On Monday, Trump spontaneously called in to a CNBC to attack a top US Chamber of Commerce official for criticizing his administration's broadening tariff strategy. He threatened to rescind his membership to the organization, suggesting the business network with its three million members has tried to "take advantage" of the country "in every way possible."
"I'm a member of the US Chamber -- maybe I'll have to rethink that, because you look at it, the Chamber is probably more for the companies and the people that are members than they are for our country," Trump argued.
Yet he's not prepared to turn his back on business entirely.
In February, Trump launched a new board with prominent American executives to advise the administration on job training programs, more than a year after his equivocation on white supremacy triggered the dissolution of the White House's business councils.
The new council marked a return for American corporations to a formal advisory role after executives fled earlier councils following fatal clashes between white supremacists and counter-protesters in Charlottesville, Virginia, in August 2017. The CEOs of Merck, Under Armour, Intel, 3M and Campbell Soup walked away from their White House affiliations after Trump delivered controversial remarks in which he equivocated between the groups, saying there "very fine people on both sides."
"President Trump ignores the business community at his own peril," said Douglas Holtz-Eakin, president of the American Action Forum and former chief economist for President George W. Bush's Council of Economic Advisers. "His re-election will hinge on the economy, and the robust growth seen in 2018 has already suffered from the headwinds created by tariffs and trade uncertainty."
Top executives said this week that they have openly and directly voiced their concerns to the White House and other administration officials.
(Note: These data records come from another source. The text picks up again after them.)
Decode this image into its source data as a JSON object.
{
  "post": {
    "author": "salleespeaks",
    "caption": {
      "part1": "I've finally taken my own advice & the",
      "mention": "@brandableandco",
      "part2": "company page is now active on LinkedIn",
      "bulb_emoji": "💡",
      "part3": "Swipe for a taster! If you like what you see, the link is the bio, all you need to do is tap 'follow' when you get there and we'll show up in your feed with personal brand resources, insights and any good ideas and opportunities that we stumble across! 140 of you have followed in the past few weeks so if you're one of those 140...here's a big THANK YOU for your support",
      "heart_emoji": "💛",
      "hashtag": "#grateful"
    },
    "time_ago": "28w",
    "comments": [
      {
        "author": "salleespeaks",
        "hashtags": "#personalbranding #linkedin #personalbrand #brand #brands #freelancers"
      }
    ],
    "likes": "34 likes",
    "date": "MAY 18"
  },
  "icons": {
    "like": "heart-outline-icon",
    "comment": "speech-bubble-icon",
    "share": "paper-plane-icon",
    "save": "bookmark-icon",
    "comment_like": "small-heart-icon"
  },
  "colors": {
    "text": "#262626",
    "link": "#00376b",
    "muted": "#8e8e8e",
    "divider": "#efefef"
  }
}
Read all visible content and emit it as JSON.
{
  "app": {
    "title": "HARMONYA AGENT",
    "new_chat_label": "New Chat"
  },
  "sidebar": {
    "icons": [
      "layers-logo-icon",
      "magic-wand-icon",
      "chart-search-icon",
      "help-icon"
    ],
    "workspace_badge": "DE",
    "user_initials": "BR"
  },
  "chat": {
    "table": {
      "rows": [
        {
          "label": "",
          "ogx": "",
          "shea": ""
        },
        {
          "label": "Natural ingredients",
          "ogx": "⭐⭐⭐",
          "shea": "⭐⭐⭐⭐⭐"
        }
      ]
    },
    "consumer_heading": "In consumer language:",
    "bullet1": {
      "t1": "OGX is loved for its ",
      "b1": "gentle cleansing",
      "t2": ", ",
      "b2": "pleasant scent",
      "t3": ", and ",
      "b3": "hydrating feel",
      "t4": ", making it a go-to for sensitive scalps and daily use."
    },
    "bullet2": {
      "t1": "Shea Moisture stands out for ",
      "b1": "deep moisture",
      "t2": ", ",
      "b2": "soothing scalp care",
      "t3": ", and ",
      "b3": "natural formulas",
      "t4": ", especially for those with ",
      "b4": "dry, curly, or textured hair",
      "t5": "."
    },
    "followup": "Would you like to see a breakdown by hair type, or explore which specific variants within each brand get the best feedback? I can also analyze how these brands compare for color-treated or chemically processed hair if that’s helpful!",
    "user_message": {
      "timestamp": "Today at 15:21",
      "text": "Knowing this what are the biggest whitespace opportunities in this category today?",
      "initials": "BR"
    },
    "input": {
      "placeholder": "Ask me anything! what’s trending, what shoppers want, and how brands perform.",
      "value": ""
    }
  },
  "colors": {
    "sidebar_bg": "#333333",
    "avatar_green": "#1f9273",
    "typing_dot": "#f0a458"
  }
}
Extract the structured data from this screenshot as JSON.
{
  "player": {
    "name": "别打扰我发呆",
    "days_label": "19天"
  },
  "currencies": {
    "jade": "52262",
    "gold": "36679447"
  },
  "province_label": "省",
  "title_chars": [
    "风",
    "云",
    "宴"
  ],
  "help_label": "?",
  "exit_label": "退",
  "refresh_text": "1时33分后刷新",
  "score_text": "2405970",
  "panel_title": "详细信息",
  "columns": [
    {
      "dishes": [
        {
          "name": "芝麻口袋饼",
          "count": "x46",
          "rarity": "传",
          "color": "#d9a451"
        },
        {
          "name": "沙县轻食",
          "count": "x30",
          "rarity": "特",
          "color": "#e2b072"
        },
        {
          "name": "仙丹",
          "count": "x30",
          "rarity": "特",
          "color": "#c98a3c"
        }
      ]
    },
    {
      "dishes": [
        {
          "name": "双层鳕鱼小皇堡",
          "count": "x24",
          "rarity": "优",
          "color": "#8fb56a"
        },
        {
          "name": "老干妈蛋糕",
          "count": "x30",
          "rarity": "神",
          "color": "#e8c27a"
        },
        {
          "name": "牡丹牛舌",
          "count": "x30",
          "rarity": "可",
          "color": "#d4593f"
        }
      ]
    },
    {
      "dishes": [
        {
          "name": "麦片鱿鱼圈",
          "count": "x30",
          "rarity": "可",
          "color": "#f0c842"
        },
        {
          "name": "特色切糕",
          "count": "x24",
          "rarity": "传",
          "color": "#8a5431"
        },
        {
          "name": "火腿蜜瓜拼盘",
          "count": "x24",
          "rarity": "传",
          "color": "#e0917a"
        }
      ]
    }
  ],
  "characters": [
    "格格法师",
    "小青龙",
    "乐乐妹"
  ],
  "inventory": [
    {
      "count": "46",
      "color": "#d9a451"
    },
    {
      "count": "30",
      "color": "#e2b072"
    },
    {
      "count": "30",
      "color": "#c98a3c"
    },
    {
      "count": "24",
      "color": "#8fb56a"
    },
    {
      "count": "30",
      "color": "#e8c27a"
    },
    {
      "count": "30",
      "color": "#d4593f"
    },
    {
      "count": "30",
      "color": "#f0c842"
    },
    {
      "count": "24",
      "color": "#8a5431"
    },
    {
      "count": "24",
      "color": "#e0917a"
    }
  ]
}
They've also called into question why the President would jeopardize congressional approval of a renegotiated trade pact with Canada and Mexico, a top legislative priority for the White House, to resolve an unrelated trade issue on border security.
"It's not 'never for tariffs,'" said Tom Linebarger, chief executive of Cummins, a maker of diesel and alternative fuel engines and generators, told reporters Wednesday at a briefing held by the Business Roundtable. "But it's not the solution for everything. That is clearly an area of disagreement between the administration and the Business Roundtable. It doesn't mean though that they are never appropriate. Just not as often as I think the administration thinks they are. We've been open about that. They've listened and I think taken our input, but don't agree."
Despite their public frustrations with the Trump administration's policies and increased volatility, business leaders say their access to White House officials and key members of the President's cabinet, especially Robert Lighthizer, the country's top trade negotiator.
In March, the Business Roundtable hosted Trump, his daughter and adviser Ivanka Trump, Treasury Secretary Steven Mnuchin, National Economic Council director Larry Kudlow, and Lighthizer, the US Trade Representative at their quarterly meeting in Washington. Vice President Mike Pence and other Cabinet officials have also met with the lobbying firm more recently.
Still, Trump has shown no signs of relenting on his tariff strategy, repeatedly defending the maneuver in public as effective leverage in his dealings with both Mexico and China.
"You would never have had that deal if I didn't impose the tariffs and those tariffs were ready to go on Monday," Trump said on Wednesday during a press conference in the Rose Garden with Polish President Andrzej Duda, referring to Mexico. He's also shown no signs of backing down on China, taking credit for holding up the trade deal and refusing to set a deadline on when a third round of tariffs might kick in.
"No, I have no deadline. My deadline is what's up here," Trump said during the same press conference, pointing to his head. "We'll figure out the deadline. Nobody can quite figure it out."
It's that uncertainty and unpredictably that worries top CEOs the most as their fears grow of a possible downturn.
"They are going to do what they're going to do," Dimon told reporters this week before his White House meeting. "It's not up to us. We will tell them what we think at a very detailed level and hope they do the right thing."